Why is this? Well, let’s take a look at what’s going on with margins and if the rest of the industry is experiencing the hit as well. Revenue growth over the last couple of years, has been positive, nevertheless earnings growth has been deteriorating. This implies that Centamin has been ramping up expenses, which is harming margins and earnings, and is not a sustainable practice. Scanning growth from a sector-level, the UK metals and mining industry has been growing its average earnings by double-digit 38.06% in the previous year, . This is a turnaround from a volatile drop of -7.50% in the previous couple of years. This suggests that, in the recent industry expansion, Centamin has not been able to leverage it as much as its industry peers.
What does this mean?
Though Centamin’s past data is helpful, it is only one aspect of my investment thesis. Typically companies that face a drawn out period of reduction in earnings are going through some sort of reinvestment phase in order to keep up with the latest industry disruption and expansion. You should continue to research Centamin to get a better picture of the stock by looking at:
- 1. Future Outlook: What are well-informed industry analysts predicting for CEY’s future growth? Take a look at our free research report of analyst consensus for CEY’s outlook.
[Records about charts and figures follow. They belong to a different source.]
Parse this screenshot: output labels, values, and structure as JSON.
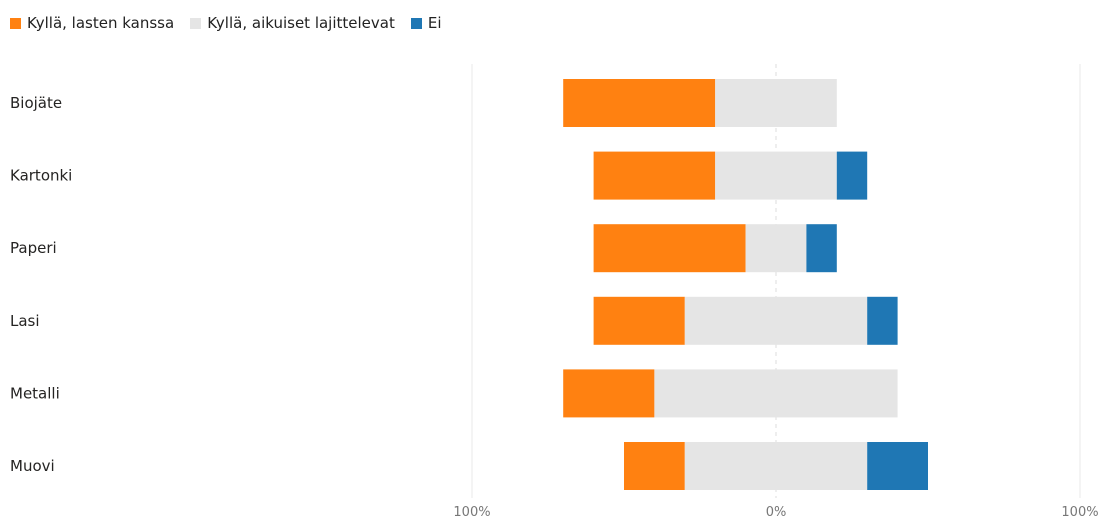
{
  "chart_data": {
    "type": "bar",
    "orientation": "horizontal-diverging",
    "categories": [
      "Biojäte",
      "Kartonki",
      "Paperi",
      "Lasi",
      "Metalli",
      "Muovi"
    ],
    "series": [
      {
        "name": "Kyllä, lasten kanssa",
        "color": "#FF8111",
        "direction": "left",
        "values": [
          50,
          40,
          50,
          30,
          30,
          20
        ]
      },
      {
        "name": "Kyllä, aikuiset lajittelevat",
        "color": "#E5E5E5",
        "direction": "split",
        "values": [
          40,
          40,
          20,
          60,
          80,
          60
        ]
      },
      {
        "name": "Ei",
        "color": "#1F77B4",
        "direction": "right",
        "values": [
          0,
          10,
          10,
          10,
          0,
          20
        ]
      }
    ],
    "x_tick_labels": [
      "100%",
      "0%",
      "100%"
    ],
    "xlim": [
      -100,
      100
    ],
    "legend_position": "top-left",
    "grid": true
  }
}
- 2. Financial Health: Is CEY’s operations financially sustainable? Balance sheets can be hard to analyze, which is why we’ve done it for you. Check out our financial health checks here.
- 3. Other High-Performing Stocks: Are there other stocks that provide better prospects with proven track records? Explore our free list of these great stocks here.
NB: Figures in this article are calculated using data from the trailing twelve months from 31 December 2017. This may not be consistent with full year annual report figures.
To help readers see pass the short term volatility of the financial market, we aim to bring you a long-term focused research analysis purely driven by fundamental data. Note that our analysis does not factor in the latest price sensitive company announcements.
The author is an independent contributor and at the time of publication had no position in the stocks mentioned.